Parents fight funding cuts to school bus costs
Parents in south Manchester are faced with a £3,000 travel bill after a local council introduced transport funding cuts for faith schools.
Parents and governors of North Cheshire Jewish Primary, one of the top performers in the country, are fighting to reverse the cut by Trafford Council, which came into effect this week. The council had offered funding for a coach service for pupils of faith schools who live over two miles from their school, but slashed the subsidy as part of its budget cuts programme.
Around 70 Jewish children relied on the funding to transport them six miles from Altrincham and Hale to North Cheshire’s Cheadle campus. The primary — the only Jewish school in south Manchester — has been forced to introduce a private coach service, which costs £1,000 per child annually, and is hoping to contribute £100 to reduce the cost.
But parent Jacqueline Cohen, who has a child at the school, has been campaigning against the cut. She said families are struggling with the new travel costs. “I can’t afford £900 but I am paying it because I am looking for full-time work and would be in an impossible situation without the bus.”

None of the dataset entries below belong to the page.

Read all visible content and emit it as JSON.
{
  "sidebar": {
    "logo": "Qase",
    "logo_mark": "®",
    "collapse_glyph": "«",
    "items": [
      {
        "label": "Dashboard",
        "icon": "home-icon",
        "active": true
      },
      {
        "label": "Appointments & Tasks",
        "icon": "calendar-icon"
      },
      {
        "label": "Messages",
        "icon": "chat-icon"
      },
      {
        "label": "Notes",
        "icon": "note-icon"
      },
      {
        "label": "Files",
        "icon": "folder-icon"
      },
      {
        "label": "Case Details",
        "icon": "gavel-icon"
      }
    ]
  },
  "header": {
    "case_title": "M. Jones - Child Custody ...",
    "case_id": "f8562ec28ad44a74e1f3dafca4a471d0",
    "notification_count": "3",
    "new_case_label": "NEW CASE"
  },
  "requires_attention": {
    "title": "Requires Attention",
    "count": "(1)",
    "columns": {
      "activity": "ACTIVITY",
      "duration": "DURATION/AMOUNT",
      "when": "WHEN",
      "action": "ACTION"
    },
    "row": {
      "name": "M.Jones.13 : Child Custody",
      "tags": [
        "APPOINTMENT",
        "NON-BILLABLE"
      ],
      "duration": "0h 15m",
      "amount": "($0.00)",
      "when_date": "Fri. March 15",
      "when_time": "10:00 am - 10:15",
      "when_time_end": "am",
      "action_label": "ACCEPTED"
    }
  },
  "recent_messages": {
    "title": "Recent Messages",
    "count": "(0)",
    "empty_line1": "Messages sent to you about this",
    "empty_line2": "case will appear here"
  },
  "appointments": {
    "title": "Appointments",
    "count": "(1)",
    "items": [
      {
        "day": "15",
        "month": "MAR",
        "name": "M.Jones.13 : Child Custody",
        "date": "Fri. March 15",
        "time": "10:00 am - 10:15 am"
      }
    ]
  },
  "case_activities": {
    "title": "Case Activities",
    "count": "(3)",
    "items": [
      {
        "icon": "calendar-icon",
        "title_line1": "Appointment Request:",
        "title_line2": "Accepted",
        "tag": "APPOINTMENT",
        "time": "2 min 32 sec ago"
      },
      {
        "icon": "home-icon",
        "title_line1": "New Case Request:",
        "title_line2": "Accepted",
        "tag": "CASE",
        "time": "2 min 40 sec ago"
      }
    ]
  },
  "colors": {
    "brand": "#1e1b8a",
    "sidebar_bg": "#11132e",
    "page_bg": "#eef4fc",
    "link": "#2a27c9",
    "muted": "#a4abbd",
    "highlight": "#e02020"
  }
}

School governor Andrew Joseph has vowed to fight the decision through a council appeals process. He said: “For families that have three children £3,000 costs are virtually prohibitive. If they want a school with kosher food, a Jewish education and Jewish holidays, they don’t have a choice.”
Local MP Graham Brady has offered his support. “I am concerned that Trafford parents with children at North Cheshire Jewish are facing unreasonable costs for school transport. I have met parents who are doing everything possible to arrange an affordable bus service. I have asked Transport for Greater Manchester to look at how this unfair situation can be resolved.”
Trafford Council’s Deborah Brown said the council “took a decision to make changes to the home-to-school transport policy in July 2011, to ensure that we could continue to support local families on the lowest incomes and children with special educational needs.
“This followed an extensive consultation which gave schools, parents and governors the opportunity to put their views forward. Careful consideration was given to all these views and the policy amended accordingly.”